Hoewel de kwesties die de schrijvers aanhalen duidelijk maken dat wetenschap bedrijven en erover communiceren niet gemakkelijk zijn, blijft het de vraag of dit er inderdaad toe heeft geleid dat wetenschap minder betrouwbaar wordt gevonden. Sommige auteurs merken dit zelf op: ze halen onderzoek aan waaruit blijkt dat het wantrouwen wel meevalt. En een terechte opmerking: scepsis van het publiek kan ook gezien worden als betrokkenheid bij wetenschap.
Hier komt nog eens bij dat de formulering ‘Het gezag van de wetenschap is bij het publiek afgenomen’ zo breed is dat die haast betekenisloos wordt: over welke wetenschap hebben we het, over welk publiek? Wat verstaan de auteurs onder gezag? Is kritisch zijn hetzelfde als ergens geen vertrouwen in hebben? Hoewel een enkele auteur zich ook afvraagt of de vraag van de bundel niet problematisch is, beantwoordt iedereen hem wel. Dit levert een grote diversiteit aan teksten op, maar de oplossingen die de auteurs voor het probleem aandragen vallen hierdoor moeilijk te vergelijken.

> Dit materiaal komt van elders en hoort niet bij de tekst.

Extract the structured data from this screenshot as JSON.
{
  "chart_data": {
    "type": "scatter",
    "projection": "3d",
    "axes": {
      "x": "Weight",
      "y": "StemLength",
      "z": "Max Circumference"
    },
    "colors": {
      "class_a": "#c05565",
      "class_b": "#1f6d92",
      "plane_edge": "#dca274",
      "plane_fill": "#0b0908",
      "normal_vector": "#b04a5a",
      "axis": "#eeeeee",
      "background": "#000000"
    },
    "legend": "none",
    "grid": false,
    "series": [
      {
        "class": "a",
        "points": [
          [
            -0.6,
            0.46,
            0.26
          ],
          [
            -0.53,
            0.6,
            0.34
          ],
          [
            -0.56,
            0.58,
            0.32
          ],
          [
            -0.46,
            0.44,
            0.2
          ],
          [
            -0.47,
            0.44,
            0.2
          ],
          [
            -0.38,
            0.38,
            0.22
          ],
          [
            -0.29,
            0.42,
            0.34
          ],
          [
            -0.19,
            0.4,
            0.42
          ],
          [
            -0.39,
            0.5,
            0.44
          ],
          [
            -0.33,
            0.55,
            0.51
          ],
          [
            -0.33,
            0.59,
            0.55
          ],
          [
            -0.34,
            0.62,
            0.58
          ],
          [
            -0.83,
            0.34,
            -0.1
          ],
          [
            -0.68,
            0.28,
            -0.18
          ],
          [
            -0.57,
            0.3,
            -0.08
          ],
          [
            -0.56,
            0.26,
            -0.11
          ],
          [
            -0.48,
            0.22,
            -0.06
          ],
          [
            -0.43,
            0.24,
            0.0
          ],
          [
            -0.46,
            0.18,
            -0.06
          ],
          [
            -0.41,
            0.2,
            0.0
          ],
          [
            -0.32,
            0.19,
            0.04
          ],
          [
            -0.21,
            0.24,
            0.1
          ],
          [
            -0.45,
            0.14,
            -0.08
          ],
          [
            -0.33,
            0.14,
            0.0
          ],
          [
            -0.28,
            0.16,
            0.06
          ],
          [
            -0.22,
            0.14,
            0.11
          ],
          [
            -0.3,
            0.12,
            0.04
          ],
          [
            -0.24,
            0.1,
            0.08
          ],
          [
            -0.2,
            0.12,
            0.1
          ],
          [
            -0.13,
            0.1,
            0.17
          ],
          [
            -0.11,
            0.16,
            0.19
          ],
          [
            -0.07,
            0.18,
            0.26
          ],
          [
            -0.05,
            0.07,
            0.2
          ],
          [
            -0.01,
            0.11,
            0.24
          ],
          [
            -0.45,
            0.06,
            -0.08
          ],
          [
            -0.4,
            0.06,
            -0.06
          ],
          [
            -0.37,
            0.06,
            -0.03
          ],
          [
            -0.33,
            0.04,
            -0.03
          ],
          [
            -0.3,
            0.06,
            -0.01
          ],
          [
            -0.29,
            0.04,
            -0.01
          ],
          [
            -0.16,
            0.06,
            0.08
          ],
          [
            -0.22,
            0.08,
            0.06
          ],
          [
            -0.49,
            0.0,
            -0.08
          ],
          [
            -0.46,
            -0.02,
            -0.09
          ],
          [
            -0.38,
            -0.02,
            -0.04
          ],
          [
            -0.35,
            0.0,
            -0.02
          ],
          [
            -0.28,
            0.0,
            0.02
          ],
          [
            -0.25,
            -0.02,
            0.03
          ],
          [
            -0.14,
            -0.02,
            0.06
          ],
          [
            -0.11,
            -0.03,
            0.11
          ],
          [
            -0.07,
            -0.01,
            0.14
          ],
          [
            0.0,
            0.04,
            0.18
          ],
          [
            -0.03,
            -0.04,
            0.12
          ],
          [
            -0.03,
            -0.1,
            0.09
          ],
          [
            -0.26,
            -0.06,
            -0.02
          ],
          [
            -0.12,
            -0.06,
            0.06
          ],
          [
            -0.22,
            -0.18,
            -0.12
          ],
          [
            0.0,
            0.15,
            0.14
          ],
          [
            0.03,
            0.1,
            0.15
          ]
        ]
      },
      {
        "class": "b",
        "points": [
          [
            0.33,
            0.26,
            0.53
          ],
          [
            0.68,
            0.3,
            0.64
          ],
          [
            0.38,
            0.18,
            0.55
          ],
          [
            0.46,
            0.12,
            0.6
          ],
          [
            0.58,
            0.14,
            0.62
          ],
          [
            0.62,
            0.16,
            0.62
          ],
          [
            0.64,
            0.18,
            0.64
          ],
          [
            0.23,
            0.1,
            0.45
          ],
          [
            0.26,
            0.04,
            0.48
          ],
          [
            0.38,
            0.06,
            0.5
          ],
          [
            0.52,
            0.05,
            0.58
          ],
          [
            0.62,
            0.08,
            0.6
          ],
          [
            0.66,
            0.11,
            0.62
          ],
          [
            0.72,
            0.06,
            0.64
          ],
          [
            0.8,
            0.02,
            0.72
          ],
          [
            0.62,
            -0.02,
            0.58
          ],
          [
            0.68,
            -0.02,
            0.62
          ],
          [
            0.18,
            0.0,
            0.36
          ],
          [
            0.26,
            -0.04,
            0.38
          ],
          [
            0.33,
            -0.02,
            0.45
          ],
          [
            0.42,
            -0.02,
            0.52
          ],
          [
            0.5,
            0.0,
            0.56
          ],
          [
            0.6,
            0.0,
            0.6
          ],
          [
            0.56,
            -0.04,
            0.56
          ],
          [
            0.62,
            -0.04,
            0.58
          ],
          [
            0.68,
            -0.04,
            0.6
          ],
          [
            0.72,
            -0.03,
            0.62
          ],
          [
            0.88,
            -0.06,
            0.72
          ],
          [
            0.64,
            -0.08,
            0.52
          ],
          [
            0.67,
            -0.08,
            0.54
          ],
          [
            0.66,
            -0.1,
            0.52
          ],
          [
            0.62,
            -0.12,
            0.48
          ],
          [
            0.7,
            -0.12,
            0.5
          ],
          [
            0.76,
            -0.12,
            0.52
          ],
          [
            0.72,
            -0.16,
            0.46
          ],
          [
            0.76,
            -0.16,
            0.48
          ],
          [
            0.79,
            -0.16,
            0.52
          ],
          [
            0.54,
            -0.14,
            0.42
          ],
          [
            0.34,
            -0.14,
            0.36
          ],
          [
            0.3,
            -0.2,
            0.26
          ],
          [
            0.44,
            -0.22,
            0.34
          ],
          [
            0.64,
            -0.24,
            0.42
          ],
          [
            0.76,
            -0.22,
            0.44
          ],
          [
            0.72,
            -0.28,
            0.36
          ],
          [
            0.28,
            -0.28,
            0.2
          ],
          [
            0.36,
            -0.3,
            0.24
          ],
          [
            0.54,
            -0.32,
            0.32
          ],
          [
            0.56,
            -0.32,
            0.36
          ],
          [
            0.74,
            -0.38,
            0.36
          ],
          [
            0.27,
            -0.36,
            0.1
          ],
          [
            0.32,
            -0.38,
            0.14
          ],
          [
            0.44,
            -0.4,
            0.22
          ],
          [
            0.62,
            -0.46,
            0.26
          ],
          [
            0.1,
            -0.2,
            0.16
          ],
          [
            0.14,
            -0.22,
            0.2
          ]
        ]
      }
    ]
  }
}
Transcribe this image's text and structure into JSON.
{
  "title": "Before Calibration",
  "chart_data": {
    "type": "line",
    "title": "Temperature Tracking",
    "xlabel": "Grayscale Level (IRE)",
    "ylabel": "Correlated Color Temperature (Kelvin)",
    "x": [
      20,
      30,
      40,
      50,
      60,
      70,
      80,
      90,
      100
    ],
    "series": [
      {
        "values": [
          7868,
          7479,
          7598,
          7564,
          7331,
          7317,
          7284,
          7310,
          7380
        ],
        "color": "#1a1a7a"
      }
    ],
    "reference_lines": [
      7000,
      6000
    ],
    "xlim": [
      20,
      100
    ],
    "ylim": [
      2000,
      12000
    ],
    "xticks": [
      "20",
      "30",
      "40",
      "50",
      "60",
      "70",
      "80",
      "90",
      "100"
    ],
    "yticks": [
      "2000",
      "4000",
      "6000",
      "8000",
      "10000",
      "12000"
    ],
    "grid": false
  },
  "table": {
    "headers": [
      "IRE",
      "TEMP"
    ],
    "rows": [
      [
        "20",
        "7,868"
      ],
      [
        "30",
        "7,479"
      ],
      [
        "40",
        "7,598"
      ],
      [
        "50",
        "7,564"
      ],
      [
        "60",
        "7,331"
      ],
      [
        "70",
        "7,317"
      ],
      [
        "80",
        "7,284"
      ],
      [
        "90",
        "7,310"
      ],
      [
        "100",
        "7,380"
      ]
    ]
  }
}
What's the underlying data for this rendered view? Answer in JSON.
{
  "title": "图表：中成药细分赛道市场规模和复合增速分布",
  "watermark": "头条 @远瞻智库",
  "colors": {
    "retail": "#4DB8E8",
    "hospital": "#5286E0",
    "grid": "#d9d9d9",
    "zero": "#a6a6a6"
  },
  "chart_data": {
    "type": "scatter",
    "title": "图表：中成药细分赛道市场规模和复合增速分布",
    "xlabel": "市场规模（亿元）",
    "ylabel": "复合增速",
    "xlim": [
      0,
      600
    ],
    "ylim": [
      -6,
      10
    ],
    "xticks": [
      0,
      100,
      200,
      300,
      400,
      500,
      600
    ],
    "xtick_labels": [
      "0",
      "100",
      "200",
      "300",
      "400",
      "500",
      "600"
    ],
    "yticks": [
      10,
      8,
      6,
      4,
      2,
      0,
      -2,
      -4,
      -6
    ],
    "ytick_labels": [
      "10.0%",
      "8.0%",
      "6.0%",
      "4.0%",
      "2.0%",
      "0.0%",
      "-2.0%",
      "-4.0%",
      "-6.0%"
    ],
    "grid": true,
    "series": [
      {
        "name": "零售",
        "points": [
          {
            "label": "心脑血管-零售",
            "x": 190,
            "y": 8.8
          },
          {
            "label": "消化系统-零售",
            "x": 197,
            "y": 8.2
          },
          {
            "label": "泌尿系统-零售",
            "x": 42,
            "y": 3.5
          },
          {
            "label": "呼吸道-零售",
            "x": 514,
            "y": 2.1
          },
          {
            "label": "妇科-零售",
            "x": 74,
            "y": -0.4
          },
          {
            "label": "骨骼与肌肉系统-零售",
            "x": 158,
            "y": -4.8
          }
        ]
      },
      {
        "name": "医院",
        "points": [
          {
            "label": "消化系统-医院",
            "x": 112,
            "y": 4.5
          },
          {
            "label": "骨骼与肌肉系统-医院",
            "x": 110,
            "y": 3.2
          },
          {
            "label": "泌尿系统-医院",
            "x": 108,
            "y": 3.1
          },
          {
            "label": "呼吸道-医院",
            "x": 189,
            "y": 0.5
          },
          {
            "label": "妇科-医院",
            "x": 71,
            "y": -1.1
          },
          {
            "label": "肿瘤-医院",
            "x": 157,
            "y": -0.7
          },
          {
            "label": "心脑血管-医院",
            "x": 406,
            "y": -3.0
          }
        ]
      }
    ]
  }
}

Dat afname van wetenschappelijk gezag een probleem is, daar gaat de meerderheid van de auteurs van uit. Niemand van hen legt echter overtuigend uit waarom het problematisch is als we minder ontzag  voor wetenschap hebben. Hoogleraar Wouters wijst wel op de positieve kant ervan, namelijk dat de wetenschap meer op zichzelf zal reflecteren: ‘Leve de gezagscrisis van de wetenschap! Zij is een bron van inzicht en kennis.’